In der Belichtungskammer 14 werden die Kraftfahrzeugkarosserien 17 beschichtet
und die Beschichtung mittels UV-Licht ausgehärtet. Die
Lackierung der Kraftfahrzeugkarosserien 17 kann dabei beispielsweise
mittels Lackierrobotern stattfinden. Es können gängige
Lackierglocken, welche mittels eines Lenkgases betrieben werden,
benutzt werden. Um eine bestmögliche UV-Belichtung während
der UV-Aushärtung durch UV-Strahlen zu gewährleisten,
werden die Lackierroboter entweder in vorgesehene Parkpositionen
verschoben oder vollständig aus der Belichtungskammer 14 entfernt.

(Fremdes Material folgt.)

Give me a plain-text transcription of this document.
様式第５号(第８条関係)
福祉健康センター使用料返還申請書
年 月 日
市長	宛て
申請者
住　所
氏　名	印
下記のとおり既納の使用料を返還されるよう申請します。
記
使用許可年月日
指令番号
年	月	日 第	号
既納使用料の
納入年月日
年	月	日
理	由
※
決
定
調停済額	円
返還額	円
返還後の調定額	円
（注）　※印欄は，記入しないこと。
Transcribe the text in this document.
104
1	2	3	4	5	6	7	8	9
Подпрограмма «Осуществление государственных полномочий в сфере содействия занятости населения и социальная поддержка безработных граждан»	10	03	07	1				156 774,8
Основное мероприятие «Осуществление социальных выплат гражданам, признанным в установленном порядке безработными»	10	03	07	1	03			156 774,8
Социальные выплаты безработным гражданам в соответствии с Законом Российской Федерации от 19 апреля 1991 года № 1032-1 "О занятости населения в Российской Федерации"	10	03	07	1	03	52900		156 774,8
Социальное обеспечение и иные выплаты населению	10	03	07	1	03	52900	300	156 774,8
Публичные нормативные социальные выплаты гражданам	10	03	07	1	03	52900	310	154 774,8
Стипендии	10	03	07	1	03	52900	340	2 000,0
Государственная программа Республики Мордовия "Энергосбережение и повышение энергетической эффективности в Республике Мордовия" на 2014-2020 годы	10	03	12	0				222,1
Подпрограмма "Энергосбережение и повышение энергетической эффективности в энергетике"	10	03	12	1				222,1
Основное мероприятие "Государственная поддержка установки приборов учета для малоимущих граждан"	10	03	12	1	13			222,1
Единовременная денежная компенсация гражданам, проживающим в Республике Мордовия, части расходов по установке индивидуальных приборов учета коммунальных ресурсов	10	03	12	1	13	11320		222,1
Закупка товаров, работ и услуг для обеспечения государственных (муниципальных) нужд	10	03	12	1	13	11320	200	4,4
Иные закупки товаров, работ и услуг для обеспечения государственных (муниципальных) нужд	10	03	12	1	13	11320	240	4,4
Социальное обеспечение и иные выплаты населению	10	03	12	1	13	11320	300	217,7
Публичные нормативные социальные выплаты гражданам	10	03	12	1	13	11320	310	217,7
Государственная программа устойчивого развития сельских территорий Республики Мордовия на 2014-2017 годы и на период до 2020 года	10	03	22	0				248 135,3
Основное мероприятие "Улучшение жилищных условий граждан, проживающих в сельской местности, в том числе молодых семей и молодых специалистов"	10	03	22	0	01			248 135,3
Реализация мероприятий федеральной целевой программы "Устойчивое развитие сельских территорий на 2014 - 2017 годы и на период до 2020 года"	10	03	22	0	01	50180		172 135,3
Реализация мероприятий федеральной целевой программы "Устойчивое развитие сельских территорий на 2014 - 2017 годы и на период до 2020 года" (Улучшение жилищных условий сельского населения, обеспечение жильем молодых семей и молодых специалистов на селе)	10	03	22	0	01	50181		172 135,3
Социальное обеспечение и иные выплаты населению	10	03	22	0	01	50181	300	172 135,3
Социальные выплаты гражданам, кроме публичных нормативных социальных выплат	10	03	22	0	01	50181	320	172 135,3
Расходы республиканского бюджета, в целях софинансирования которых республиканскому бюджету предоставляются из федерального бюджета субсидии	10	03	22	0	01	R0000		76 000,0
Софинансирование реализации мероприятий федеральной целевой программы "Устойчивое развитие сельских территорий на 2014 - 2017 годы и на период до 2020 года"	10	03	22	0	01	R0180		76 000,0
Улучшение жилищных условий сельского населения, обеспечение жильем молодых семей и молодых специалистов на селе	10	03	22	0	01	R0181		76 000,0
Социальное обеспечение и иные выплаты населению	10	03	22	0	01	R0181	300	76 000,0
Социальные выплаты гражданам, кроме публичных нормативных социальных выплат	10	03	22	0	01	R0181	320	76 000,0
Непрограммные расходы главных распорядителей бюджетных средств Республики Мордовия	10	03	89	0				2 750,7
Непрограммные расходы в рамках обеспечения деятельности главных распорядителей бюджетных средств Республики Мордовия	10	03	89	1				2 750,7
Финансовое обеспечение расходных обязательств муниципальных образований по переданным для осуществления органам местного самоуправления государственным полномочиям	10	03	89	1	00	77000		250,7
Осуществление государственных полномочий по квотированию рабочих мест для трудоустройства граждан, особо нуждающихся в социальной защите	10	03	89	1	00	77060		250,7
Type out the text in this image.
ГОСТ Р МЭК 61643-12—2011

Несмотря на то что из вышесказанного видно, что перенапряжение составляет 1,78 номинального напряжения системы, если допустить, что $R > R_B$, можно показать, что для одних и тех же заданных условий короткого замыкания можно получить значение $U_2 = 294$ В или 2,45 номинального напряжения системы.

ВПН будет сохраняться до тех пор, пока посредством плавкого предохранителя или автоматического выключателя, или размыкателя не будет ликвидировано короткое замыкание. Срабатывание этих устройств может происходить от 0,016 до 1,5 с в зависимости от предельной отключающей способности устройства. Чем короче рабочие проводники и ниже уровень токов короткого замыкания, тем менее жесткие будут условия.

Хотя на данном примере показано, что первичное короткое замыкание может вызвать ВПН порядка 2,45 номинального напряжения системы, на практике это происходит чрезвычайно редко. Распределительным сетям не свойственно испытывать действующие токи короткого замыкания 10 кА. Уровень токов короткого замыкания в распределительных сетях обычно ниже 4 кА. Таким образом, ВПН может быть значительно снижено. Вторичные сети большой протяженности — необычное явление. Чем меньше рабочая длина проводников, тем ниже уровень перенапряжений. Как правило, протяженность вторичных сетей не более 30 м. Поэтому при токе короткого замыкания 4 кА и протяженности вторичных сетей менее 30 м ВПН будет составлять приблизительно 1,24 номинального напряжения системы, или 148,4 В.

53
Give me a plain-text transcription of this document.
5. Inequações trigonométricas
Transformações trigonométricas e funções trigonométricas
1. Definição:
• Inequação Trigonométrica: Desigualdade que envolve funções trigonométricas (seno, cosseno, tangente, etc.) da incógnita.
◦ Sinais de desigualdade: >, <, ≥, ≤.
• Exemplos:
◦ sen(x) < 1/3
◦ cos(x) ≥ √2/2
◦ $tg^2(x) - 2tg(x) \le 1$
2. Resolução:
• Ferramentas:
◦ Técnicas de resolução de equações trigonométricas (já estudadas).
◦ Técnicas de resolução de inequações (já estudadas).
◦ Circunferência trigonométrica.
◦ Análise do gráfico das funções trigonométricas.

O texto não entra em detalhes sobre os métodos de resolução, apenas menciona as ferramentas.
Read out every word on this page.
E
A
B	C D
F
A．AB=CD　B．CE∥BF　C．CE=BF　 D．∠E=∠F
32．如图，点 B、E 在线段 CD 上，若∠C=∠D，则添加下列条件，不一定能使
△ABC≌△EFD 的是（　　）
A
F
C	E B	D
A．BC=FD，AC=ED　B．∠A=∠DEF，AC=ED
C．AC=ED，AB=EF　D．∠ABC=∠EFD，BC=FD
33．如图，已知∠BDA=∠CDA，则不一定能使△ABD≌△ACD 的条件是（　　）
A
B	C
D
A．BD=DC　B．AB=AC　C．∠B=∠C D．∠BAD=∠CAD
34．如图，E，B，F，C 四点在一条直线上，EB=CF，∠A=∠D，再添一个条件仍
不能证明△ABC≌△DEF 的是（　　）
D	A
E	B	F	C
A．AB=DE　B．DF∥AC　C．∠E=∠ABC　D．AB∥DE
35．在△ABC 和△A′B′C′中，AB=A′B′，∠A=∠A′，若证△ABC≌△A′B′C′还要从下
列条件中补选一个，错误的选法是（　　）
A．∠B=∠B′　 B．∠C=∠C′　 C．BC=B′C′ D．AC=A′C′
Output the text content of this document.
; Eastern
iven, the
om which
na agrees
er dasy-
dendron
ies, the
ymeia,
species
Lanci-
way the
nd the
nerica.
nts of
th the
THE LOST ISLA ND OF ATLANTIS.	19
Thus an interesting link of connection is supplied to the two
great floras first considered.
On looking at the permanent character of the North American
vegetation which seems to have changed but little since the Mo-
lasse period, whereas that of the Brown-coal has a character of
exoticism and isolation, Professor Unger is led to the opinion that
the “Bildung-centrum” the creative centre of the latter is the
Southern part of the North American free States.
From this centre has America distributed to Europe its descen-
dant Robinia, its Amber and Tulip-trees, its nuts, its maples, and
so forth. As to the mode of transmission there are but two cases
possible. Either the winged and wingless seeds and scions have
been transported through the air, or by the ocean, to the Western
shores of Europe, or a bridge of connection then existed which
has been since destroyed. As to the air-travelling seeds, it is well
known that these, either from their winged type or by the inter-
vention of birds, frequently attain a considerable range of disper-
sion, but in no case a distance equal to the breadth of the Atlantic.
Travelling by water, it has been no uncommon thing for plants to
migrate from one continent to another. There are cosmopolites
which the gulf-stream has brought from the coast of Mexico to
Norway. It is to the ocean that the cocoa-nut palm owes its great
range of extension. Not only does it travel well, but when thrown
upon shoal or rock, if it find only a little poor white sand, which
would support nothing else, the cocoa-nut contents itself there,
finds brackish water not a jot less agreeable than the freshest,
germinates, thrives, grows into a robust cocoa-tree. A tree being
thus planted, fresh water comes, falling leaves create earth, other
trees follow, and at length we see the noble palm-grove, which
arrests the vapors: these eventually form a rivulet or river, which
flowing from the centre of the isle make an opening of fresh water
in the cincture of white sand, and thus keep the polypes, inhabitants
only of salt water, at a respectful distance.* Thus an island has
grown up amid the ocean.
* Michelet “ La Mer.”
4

Zur Entfernung der Lackierroboter aus der Belichtungskammer 14 sind öffenbare
Klappen vorgesehen, durch welche die Lackierroboter während
des Verfahrens gegebenenfalls aus der Belichtungskammer 14 entfernt
werden. Da im vorliegenden Ausführungsbeispiel Helium als
inertes Gas 20 genutzt wird, ist es in diesem Fall vorteilhaft,
auch Helium als Lenkgas für die Lackierglocke zu benutzen.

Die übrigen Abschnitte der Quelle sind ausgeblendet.